Heading into the holiday season, small businesses aren't particularly optimistic about the outlook for the U.S. consumer. Their biggest worry isn't taxes or insurance costs, but poor sales, according to a report from the New America Foundation. Taxes may make up 21 percent of small business worries, but weak sales make up a shocking 31 percent. That leaves every other concern in the dust.
But they might be in for a massive surprise.
U.S. consumers have been deleveraging, rather than spending. That means instead of increasing their debt through new credit cards or by tapping their home equity line of credit, consumers are paying their bills and trying to do it at a faster rates. They're even saving more than they have in previous years, according to the Bureau of Economic Analysis, with consumers saving over 5 percent of their disposable income.
More evidence can be found in the latest report from the New York Fed which shows a sharp decline in outstanding credit, most notably credit cards.

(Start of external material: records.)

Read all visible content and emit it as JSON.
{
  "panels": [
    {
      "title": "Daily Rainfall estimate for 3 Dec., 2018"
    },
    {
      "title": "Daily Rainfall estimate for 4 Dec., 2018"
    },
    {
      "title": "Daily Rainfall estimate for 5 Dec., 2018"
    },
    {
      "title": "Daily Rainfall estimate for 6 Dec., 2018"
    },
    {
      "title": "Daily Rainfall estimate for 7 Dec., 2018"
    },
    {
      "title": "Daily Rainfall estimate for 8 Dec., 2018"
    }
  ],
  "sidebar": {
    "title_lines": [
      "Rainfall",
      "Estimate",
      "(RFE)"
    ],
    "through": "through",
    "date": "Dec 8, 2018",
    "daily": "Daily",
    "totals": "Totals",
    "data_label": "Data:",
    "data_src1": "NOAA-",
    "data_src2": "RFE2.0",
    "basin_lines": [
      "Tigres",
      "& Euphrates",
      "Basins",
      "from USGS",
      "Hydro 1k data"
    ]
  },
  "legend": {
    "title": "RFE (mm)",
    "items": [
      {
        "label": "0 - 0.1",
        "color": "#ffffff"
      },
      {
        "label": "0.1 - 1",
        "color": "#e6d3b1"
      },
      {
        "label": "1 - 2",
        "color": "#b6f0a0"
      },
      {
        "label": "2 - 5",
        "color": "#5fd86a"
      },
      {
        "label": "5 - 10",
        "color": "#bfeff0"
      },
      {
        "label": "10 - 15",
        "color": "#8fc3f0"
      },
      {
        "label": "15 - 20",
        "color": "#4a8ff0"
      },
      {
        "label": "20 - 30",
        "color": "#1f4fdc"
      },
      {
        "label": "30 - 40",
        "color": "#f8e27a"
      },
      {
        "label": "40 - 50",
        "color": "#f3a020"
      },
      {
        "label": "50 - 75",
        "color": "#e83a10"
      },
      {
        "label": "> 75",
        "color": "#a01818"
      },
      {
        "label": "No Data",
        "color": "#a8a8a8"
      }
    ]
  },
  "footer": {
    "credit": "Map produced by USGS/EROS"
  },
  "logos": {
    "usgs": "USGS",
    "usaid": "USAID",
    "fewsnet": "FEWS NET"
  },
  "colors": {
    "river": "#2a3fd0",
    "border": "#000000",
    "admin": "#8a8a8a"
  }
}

This isn't just something data points to, but a theory about the economic experience the U.S. economy is currently going through. According to some, the U.S. is in a "balance sheet recession" where individuals and businesses are more interested in paying down debt rather than spending.
But the U.S. market may be on the brink of a massive change, with consumers ready to start swiping their cards again.
The wealthy are already spending again, on luxury goods and tech, so if you're a small business catering to that sort of clientelle, you may already be winning.
Now the broader consumer base, long disenchanted by high unemployment rates, are looking to get back into the credit game. They're starting with cars. Deutsche Bank point out that those car sales often lead the rest of consumer credit trends.
And, if recent information on the banking sector is to be believed, the credit is there ready to be taken. Banks have reduced their lending requirements and are seeing small increases in demand for credit, though minimal at this point.
But why the sudden shift in thinking? Right now, interest rates are at near all time lows. So those are being passed on to the consumer in a variety of ways, like lower introductory rates on credit cards and extremely low mortgage rates. These rates are in reaction to U.S. government policy, recently made even more easy by the Fed's bond buying program, known as quantitative easing 2.
There is the possibility that, even though all this cash is out there ready to be leant, consumers just don't want it. They're still busy deleveraging, and would rather have an austere holiday season than jump back into debt for the New Year.
But, if consumers do turn around and demand the cash, we could be in for more than one outcome. It won't just mean better sales than expected for small businesses, but also increasing inflation, which could hit their costs heading into the New Year.